Michelle Sayre headshot
Michelle Sayre

Armed with lessons from the pandemic, we’re now more creative, energized and excited to plan activities for our residents.

When the COVID-19 pandemic hit senior living communities in March 2020, community life was dramatically altered. Suddenly, regular activities such as fitness classes, local outings and happy hours were put on pause, and social distancing was the new norm.

For activity directors, planning activities took on a new challenge. Suddenly, we were tasked with keeping residents engaged and connected without large gatherings or in-person events. Now more than two years into the pandemic, we’ve learned ways to get creative and plan activities that meet recommended Centers for Disease Control and Prevention guidelines.

Creative programming

At The Fountains at Lake Pointe Woods in Sarasota, FL, we’ve taken tried-and-true activities and found creative ways to offer them to residents. For example, rather than in-person happy hours, we launched a happy hour bar cart. Our team walks door to door and delivers wine and appetizers to residents while playing music through the hallways.

We’ve also leveraged our in-house TV channel to stream educational programming, movies and concerts, and we host fun challenges such as our photo scavenger hunt. Each week, our team posts five items for residents to find around the community, such as a shadow or something upside down. When they find an item that fits the description, they take a photo. The first resident to find all five items and email our team the photos wins a prize. Prizes also are given out for most creative and fun. Pictures then are displayed on our in-house TV channel for all to see.

Those simple changes to our residents’ favorite programs have allowed us to offer them in new and exciting ways. Although it certainly was a challenge reimagining activities, looking back, it taught our team a great deal. Here are a few things we’ve learned that we hope to take with us going forward.

1. Remember your goal

The goal of an activity director is to find ways to keep residents engaged and connected while also offering unique and interesting programs. When you keep this at the heart of your planning, it’s easy to stay focused when faced with new challenges. When it seems overwhelming, or even impossible, focus on the smiles on your residents’ faces when they enjoy an activity.
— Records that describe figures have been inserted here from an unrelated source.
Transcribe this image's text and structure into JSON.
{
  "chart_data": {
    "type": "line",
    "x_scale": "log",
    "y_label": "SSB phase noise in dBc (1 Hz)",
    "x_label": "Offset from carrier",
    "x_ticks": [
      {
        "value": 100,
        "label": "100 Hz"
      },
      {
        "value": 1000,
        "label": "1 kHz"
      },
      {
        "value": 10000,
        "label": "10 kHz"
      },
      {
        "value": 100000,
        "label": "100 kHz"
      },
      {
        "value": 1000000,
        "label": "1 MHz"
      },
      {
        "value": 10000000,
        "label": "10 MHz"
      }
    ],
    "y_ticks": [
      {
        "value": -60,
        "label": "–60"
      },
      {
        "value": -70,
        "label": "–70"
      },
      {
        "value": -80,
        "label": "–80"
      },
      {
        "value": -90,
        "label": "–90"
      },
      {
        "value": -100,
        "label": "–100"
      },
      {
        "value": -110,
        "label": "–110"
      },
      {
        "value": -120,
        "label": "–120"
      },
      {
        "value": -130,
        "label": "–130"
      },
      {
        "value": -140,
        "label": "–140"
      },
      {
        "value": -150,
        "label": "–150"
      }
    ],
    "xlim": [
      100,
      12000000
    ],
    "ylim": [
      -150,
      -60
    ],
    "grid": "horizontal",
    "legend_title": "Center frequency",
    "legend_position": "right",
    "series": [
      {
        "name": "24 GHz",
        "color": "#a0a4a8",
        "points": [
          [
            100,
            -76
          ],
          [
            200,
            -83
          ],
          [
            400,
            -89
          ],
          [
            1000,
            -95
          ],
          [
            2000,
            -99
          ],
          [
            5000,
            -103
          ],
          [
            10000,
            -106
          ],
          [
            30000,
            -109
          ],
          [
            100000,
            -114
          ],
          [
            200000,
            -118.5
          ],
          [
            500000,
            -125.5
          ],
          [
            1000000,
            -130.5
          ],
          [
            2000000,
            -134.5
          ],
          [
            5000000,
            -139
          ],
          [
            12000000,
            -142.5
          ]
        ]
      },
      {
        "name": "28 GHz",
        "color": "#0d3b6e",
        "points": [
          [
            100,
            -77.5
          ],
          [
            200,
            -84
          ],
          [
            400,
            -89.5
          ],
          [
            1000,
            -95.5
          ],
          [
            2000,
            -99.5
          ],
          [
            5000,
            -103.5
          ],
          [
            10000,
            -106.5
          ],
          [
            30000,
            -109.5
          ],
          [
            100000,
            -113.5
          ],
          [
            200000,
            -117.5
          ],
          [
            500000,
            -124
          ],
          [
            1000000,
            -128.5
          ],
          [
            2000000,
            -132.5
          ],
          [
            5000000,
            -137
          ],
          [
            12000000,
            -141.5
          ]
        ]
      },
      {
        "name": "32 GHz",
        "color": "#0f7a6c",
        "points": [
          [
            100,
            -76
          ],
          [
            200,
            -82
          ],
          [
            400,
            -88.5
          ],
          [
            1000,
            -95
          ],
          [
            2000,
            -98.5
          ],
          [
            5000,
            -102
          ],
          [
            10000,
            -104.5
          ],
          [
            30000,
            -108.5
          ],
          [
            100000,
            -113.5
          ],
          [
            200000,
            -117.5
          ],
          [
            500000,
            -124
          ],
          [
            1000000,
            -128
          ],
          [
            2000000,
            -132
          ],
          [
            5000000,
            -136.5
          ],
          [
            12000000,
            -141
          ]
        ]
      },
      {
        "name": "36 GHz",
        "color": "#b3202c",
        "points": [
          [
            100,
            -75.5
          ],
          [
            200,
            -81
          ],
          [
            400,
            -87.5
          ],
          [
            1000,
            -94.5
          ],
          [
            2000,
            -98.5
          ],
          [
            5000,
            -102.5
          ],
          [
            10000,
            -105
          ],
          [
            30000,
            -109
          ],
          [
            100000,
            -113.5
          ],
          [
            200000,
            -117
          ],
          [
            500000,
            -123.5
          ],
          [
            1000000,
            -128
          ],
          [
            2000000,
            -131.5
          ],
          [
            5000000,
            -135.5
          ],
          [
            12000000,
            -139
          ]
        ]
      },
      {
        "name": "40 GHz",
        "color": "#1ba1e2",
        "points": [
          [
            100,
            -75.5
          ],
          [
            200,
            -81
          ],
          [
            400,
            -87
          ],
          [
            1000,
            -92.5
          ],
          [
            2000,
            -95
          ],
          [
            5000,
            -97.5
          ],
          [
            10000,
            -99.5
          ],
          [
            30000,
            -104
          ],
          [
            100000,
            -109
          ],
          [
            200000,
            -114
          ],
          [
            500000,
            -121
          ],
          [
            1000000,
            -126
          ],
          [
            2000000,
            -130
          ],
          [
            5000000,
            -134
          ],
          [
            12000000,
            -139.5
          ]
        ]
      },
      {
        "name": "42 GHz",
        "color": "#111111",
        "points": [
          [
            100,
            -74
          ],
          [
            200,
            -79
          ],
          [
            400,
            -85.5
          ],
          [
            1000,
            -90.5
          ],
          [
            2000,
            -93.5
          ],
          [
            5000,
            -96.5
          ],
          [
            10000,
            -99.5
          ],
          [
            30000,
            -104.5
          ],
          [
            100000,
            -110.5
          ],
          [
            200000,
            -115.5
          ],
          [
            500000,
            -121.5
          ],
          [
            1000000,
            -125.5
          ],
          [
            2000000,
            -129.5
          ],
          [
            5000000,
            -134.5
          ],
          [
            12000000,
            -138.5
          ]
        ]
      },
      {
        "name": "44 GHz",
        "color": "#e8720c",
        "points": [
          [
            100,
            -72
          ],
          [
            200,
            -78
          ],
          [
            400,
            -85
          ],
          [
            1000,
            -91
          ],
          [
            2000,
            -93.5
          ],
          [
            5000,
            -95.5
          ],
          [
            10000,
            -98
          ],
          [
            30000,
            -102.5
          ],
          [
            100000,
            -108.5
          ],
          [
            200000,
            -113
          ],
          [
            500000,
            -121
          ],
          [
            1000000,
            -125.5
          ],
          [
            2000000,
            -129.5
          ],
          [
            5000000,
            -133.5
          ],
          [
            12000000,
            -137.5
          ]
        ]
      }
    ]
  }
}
2. Start with what you have

When looking for ways to reimagine activities, start with what you have. Consider the happy hour bar cart or socially distanced bingo. Those popular activities were planned using tools we had onsite — a bar cart and our in-house TV channel. When it comes to creating socially distanced activities, considering the tools you are already using. Technology is a huge asset here and should be leveraged as often as possible.

3. Connect with others

During the pandemic, some of our best ideas have come from other activity directors around the country. Early on, I joined a Facebook page specifically for activity directors, where we exchanged ideas and offered support. This group brought us some of our best activities. Regular team meetings also were a great source of creativity. This collaborative approach made altering our programs much less daunting and created an inspiring calendar of events for our residents to enjoy.
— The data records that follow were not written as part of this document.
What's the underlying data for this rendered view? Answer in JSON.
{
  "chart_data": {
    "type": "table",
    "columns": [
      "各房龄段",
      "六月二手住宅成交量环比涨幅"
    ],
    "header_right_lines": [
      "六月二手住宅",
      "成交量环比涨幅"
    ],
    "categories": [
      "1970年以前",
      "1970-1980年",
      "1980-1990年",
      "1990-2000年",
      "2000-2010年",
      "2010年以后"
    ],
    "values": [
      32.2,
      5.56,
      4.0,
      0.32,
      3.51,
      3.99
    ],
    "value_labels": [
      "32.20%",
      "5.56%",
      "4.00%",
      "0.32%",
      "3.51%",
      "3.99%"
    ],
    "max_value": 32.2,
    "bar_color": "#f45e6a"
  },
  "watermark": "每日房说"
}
Although eventually the COVID-19 pandemic will end, there’s so much we are taking with us. And who knows, maybe some of our most popular pandemic activities will stay on the calendar due to resident demand.

Michelle Sayre, CTRS, CDP, is the community life director at The Fountains at Lake Pointe Woods, an independent and assisted living community in Sarasota, FL.

The opinions expressed in each McKnight’s Senior Living guest column are those of the author and are not necessarily those of McKnight’s Senior Living.